Gleep in the dark

28 July 2004

At the UKAEA's Harwell site, the decommissioning of Gleep, the oldest reactor in Western Europe, has reached the end of a crucial stage.

Harwell International Business Centre in Oxfordshire, UK is one of Europe’s biggest science parks, home to around 100 companies and 5000 employees. What was once the centre of UK nuclear energy research was initially home to racehorses, before conversion to a base for bomber aircraft during the 1930s. Most of the site’s buildings date from that time.

Following World War II, facilities were established under the UKAEA to study neutron scattering and nuclear fission. Among them was the Graphite Low Energy Experimental Pile (Gleep) which was built to prove the physics for the UK nuclear power programme in 1946/47.

Use of the Harwell site peaked in the 1960s, when employment levels reached 6000 before the nuclear industry matured enough to warrant less publicly funded research. From then, the site gradually diversified into more non-nuclear work.

In the 1990s the experimental reactors, such as Gleep, Dido, Lido and Pluto were shut down and contractors were increasingly brought in to carry out decommissioning work.
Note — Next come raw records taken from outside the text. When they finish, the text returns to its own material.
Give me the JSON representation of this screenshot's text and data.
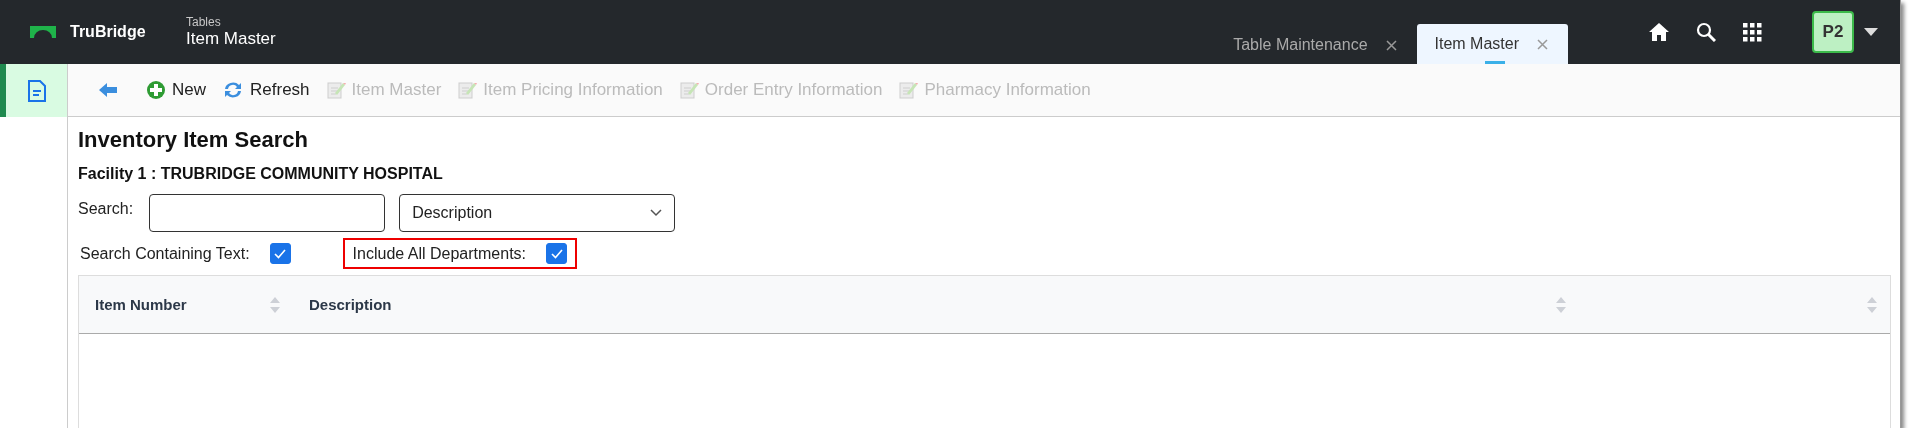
{
  "header": {
    "brand": "TruBridge",
    "module": "Tables",
    "title": "Item Master",
    "avatar": "P2"
  },
  "tabs": [
    {
      "label": "Table Maintenance",
      "selected": false
    },
    {
      "label": "Item Master",
      "selected": true
    }
  ],
  "sidebar": {
    "items": [
      {
        "kind": "document",
        "selected": true
      }
    ]
  },
  "toolbar": [
    {
      "kind": "back"
    },
    {
      "kind": "new",
      "label": "New",
      "disabled": false
    },
    {
      "kind": "refresh",
      "label": "Refresh",
      "disabled": false
    },
    {
      "kind": "edit",
      "label": "Item Master",
      "disabled": true
    },
    {
      "kind": "edit",
      "label": "Item Pricing Information",
      "disabled": true
    },
    {
      "kind": "edit",
      "label": "Order Entry Information",
      "disabled": true
    },
    {
      "kind": "edit",
      "label": "Pharmacy Information",
      "disabled": true
    }
  ],
  "page": {
    "title": "Inventory Item Search",
    "facility": "Facility 1 : TRUBRIDGE COMMUNITY HOSPITAL"
  },
  "search": {
    "label": "Search:",
    "select_value": "Description"
  },
  "options": [
    {
      "label": "Search Containing Text:",
      "checked": true,
      "highlighted": false
    },
    {
      "label": "Include All Departments:",
      "checked": true,
      "highlighted": true
    }
  ],
  "table": {
    "columns": [
      {
        "label": "Item Number"
      },
      {
        "label": "Description"
      },
      {}
    ]
  }
}
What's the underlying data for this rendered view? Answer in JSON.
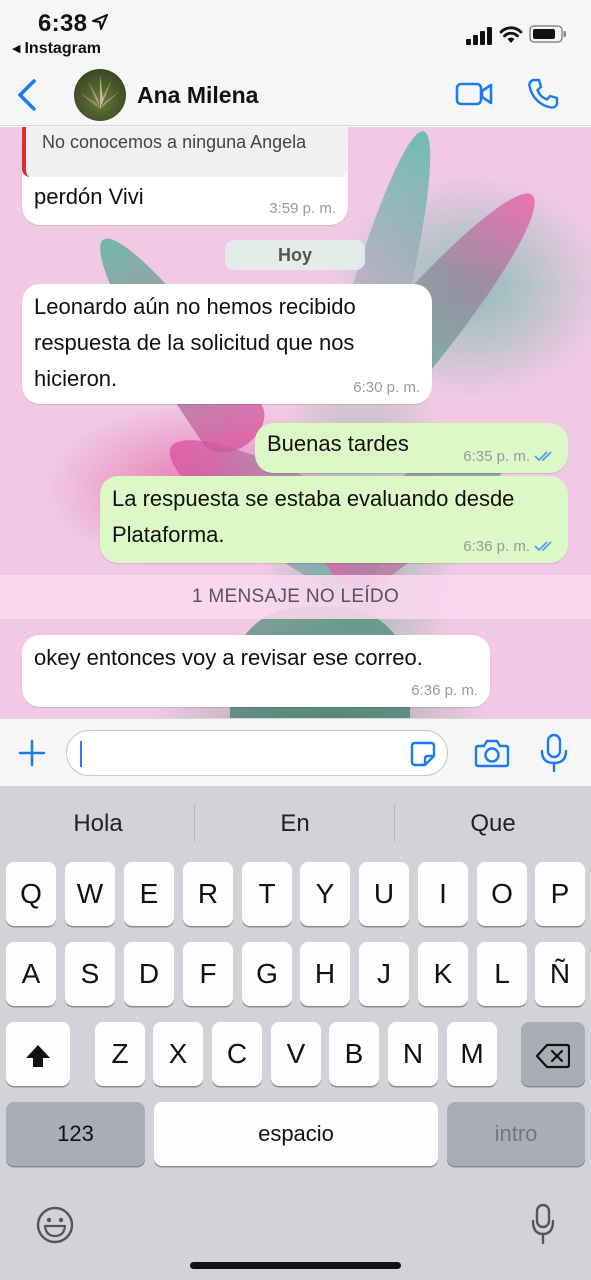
{
  "status_bar": {
    "time": "6:38",
    "back_app": "Instagram"
  },
  "header": {
    "contact_name": "Ana Milena"
  },
  "chat": {
    "quoted_text": "No conocemos a ninguna Angela",
    "day_separator": "Hoy",
    "unread_separator": "1 MENSAJE NO LEÍDO",
    "messages": [
      {
        "direction": "in",
        "lines": [
          "perdón Vivi"
        ],
        "time": "3:59 p. m."
      },
      {
        "direction": "in",
        "lines": [
          "Leonardo aún no hemos recibido",
          "respuesta de la solicitud que nos",
          "hicieron."
        ],
        "time": "6:30 p. m."
      },
      {
        "direction": "out",
        "lines": [
          "Buenas tardes"
        ],
        "time": "6:35 p. m.",
        "status": "read"
      },
      {
        "direction": "out",
        "lines": [
          "La respuesta se estaba evaluando desde",
          "Plataforma."
        ],
        "time": "6:36 p. m.",
        "status": "read"
      },
      {
        "direction": "in",
        "lines": [
          "okey entonces voy a revisar ese correo."
        ],
        "time": "6:36 p. m."
      }
    ]
  },
  "input_bar": {
    "value": ""
  },
  "keyboard": {
    "suggestions": [
      "Hola",
      "En",
      "Que"
    ],
    "row1": [
      "Q",
      "W",
      "E",
      "R",
      "T",
      "Y",
      "U",
      "I",
      "O",
      "P"
    ],
    "row2": [
      "A",
      "S",
      "D",
      "F",
      "G",
      "H",
      "J",
      "K",
      "L",
      "Ñ"
    ],
    "row3": [
      "Z",
      "X",
      "C",
      "V",
      "B",
      "N",
      "M"
    ],
    "numbers_key": "123",
    "space_key": "espacio",
    "return_key": "intro"
  },
  "colors": {
    "accent": "#1a7cf0",
    "outgoing_bubble": "#dcf8c6",
    "incoming_bubble": "#ffffff",
    "read_ticks": "#4fa3e8",
    "quote_bar": "#d63030"
  }
}
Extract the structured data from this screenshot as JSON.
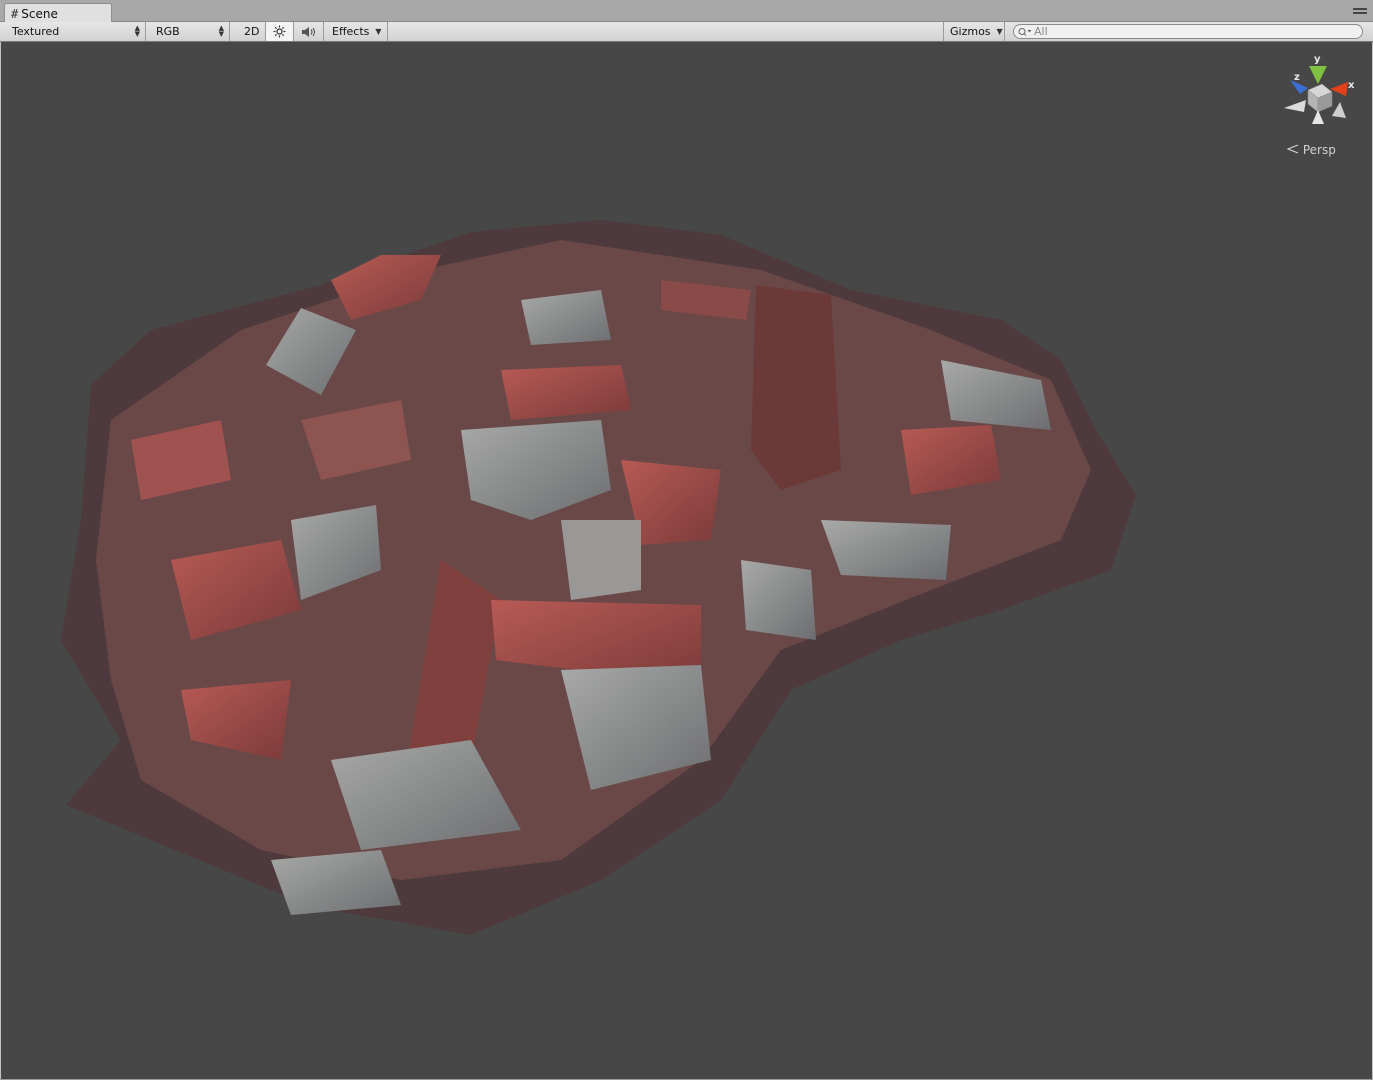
{
  "tab": {
    "title": "Scene"
  },
  "toolbar": {
    "draw_mode": "Textured",
    "render_mode": "RGB",
    "mode_2d": "2D",
    "effects": "Effects",
    "gizmos": "Gizmos",
    "search_placeholder": "All"
  },
  "scene": {
    "view_label": "Persp",
    "axes": {
      "x": "x",
      "y": "y",
      "z": "z"
    },
    "colors": {
      "background": "#474747",
      "x_axis": "#e0411a",
      "y_axis": "#7fc241",
      "z_axis": "#3a6fd8"
    }
  }
}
Now, the UKAEA holds only part of the site and intends to delicense some sections for general use. In 2002, the clean-up of Harwell’s Southern Storage Area, which contained 18,000m3 of assorted buried waste from the military and post-war periods was completed and the land has been designated as suitable for alternative use (see NEI July 2002, p22). By 2020, UKAEA hopes it will have delicensed about half of its current licensed area. The removal of Gleep will allow the demolition of two wartime Royal Air Force hangars and clear a portion of the site for new development.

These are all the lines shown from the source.